Introduction/Rationale: Macrophage polarization into pro-inflammatory M1 and anti-inflammatory M2 phenotypes, including M2a (tissue repair), M2b (immune regulation), and M2c (immune suppression and remodeling), is a critical process in immune regulation and tissue homeostasis. Understanding and controlling this polarization is essential for immunological research and therapeutic applications. This study evaluated the effectiveness of bioactive recombinant growth factors (M-CSF and GM-CSF) and cytokines (IL-4, IL-13, and IFN-γ) in directing M1 and M2 macrophage differentiation and polarization from human peripheral blood mononuclear cells.

Methods: M1 polarization was induced using human recombinant GM-CSF, IFN-γ, and E. coli LPS, while M2 polarization was achieved with human recombinant M-CSF, IL-4, and IL-13. Phenotypic characterization was performed via flow cytometry (FC) and immunocytochemistry (ICC) using markers specific to M1 (iNOS, CD74, CD80) and M2 (CD163, TGM2). Functional validation was conducted using LEGENDplex™ multiplex cytokine profiling with the Human Macrophages/Microglia Panel (IL-12p70, TNFα, IL-6, IL-1β, IL-12p40, IL-23, IFN, IP-10, IL-4, IL-10, Arginase, TARC, and IL-1RA) and the Human Tumor-Associated Macrophage (TAM) Panel (MMP-9, CXCL-9, CCL20, CCL18, CD163, MMP-2, Galectin-3, VEGF, M-CSF, PDGF-BB, G-CSF, CCL22, and YKL-40).

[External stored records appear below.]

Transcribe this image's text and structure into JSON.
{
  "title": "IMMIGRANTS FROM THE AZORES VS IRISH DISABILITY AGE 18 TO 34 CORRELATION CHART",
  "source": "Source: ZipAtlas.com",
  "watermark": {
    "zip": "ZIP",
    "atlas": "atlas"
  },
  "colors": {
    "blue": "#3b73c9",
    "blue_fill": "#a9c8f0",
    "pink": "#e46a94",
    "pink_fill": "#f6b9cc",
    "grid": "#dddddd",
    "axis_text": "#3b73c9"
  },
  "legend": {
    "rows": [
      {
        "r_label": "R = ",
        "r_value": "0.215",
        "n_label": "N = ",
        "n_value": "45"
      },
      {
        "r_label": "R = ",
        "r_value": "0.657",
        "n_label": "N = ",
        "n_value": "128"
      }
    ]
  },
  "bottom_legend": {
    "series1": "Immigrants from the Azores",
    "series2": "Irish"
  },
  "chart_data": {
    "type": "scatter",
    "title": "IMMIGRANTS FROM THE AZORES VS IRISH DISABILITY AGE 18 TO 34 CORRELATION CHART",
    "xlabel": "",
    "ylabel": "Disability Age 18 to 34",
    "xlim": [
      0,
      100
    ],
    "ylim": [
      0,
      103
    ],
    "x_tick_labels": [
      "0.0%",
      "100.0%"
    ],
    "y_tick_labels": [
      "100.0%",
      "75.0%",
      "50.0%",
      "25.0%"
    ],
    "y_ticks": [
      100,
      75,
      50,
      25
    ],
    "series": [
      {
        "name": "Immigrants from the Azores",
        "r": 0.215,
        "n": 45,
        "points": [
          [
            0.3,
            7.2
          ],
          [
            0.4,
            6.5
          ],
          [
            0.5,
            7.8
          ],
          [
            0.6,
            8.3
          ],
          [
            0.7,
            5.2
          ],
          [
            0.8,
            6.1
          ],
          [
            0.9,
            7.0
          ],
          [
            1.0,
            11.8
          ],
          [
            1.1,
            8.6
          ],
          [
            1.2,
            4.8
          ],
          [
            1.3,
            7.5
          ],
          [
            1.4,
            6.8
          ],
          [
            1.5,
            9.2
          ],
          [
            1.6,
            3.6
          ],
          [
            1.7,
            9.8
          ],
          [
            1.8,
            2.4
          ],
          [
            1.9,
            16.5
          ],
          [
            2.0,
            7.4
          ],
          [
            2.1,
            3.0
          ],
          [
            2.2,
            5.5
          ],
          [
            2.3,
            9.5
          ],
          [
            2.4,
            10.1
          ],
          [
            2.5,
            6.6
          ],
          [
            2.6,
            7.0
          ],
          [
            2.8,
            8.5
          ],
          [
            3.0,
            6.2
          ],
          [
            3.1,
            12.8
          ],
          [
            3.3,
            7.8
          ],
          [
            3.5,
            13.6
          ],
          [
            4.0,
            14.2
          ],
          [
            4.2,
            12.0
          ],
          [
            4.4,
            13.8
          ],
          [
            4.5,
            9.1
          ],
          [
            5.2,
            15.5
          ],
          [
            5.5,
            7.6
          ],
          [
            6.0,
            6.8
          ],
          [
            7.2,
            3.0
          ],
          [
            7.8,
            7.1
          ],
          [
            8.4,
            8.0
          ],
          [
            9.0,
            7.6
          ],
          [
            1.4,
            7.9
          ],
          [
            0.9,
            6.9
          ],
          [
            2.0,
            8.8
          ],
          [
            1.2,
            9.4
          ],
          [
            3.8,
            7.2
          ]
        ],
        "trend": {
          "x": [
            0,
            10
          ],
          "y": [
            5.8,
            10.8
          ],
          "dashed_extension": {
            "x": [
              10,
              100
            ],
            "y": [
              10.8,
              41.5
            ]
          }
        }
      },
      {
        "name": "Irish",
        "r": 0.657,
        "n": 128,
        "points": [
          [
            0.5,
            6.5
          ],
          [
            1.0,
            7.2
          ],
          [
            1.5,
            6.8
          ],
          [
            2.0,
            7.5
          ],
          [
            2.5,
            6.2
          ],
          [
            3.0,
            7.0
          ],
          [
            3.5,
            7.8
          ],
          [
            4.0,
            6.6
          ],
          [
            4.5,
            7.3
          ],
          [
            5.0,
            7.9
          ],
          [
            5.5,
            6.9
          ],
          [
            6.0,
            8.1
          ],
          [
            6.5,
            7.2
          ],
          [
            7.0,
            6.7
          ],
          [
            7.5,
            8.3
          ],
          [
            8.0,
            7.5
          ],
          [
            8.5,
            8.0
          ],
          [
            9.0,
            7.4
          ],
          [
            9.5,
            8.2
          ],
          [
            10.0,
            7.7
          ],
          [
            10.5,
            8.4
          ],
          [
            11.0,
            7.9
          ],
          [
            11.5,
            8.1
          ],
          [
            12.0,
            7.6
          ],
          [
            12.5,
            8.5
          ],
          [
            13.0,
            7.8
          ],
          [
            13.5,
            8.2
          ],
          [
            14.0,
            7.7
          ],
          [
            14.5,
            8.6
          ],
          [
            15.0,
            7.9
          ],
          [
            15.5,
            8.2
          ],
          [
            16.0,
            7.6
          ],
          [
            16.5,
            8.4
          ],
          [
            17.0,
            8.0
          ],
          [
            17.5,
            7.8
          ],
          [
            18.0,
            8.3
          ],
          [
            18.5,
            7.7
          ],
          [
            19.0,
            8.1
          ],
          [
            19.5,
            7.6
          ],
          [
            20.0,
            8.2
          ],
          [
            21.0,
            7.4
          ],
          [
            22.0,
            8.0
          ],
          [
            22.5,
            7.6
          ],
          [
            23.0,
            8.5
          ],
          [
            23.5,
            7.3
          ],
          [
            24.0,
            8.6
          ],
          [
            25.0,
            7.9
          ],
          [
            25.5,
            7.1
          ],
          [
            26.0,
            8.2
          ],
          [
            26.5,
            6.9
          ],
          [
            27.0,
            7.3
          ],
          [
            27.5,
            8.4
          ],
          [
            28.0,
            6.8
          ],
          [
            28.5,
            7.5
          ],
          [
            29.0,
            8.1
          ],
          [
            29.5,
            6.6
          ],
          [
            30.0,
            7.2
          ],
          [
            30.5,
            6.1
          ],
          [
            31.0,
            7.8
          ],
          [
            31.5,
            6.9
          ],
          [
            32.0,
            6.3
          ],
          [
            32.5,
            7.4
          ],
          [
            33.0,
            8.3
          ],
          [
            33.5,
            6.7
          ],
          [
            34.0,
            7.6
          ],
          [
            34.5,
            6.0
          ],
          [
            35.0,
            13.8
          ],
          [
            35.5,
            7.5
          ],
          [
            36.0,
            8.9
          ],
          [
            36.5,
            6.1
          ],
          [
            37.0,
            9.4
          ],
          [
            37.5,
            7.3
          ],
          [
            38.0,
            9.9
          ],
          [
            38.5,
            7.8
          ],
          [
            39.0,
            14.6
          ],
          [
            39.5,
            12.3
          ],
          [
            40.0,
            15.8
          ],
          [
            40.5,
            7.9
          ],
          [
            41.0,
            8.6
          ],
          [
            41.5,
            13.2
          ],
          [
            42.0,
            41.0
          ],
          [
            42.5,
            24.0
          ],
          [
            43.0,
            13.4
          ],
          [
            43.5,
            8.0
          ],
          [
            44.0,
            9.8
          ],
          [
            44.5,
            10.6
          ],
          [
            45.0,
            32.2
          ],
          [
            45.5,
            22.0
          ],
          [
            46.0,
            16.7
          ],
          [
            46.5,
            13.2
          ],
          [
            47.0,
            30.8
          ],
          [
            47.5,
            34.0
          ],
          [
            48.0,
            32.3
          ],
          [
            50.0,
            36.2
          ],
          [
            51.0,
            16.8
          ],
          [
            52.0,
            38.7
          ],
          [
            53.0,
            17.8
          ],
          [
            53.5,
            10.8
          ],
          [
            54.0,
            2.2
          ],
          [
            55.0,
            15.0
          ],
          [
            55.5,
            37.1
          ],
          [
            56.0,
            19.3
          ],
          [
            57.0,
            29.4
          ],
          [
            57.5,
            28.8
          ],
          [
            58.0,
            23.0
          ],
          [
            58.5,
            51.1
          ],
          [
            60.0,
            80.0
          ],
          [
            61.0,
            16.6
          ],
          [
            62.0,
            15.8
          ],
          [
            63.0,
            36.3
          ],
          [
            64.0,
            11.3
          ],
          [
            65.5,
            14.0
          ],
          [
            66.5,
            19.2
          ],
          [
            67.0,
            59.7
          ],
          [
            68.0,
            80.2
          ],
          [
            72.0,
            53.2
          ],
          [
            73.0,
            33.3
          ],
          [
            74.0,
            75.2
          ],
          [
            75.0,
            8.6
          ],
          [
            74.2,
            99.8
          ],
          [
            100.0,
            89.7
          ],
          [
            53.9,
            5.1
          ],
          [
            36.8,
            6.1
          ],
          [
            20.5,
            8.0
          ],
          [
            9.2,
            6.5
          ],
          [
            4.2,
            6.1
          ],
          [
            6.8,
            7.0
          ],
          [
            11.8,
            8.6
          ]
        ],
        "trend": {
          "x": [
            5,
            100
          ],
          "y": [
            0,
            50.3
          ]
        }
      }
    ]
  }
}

Results: Using directly conjugated antibodies in FC and ICC, the study confirmed successful differentiation of M1 and M2 macrophages through the expression of specific markers. LEGENDplex™ analysis revealed distinct cytokine signatures associated with inflammatory, anti-inflammatory, and regulatory responses, validating the functional polarization of the macrophages.

Conclusion: These findings demonstrate the reliability of the in-house bioactive recombinant proteins for macrophage differentiation and polarization. They also highlight the utility of specific signature markers, direct-conjugated antibodies, and LEGENDplex™ panels for downstream immunological applications.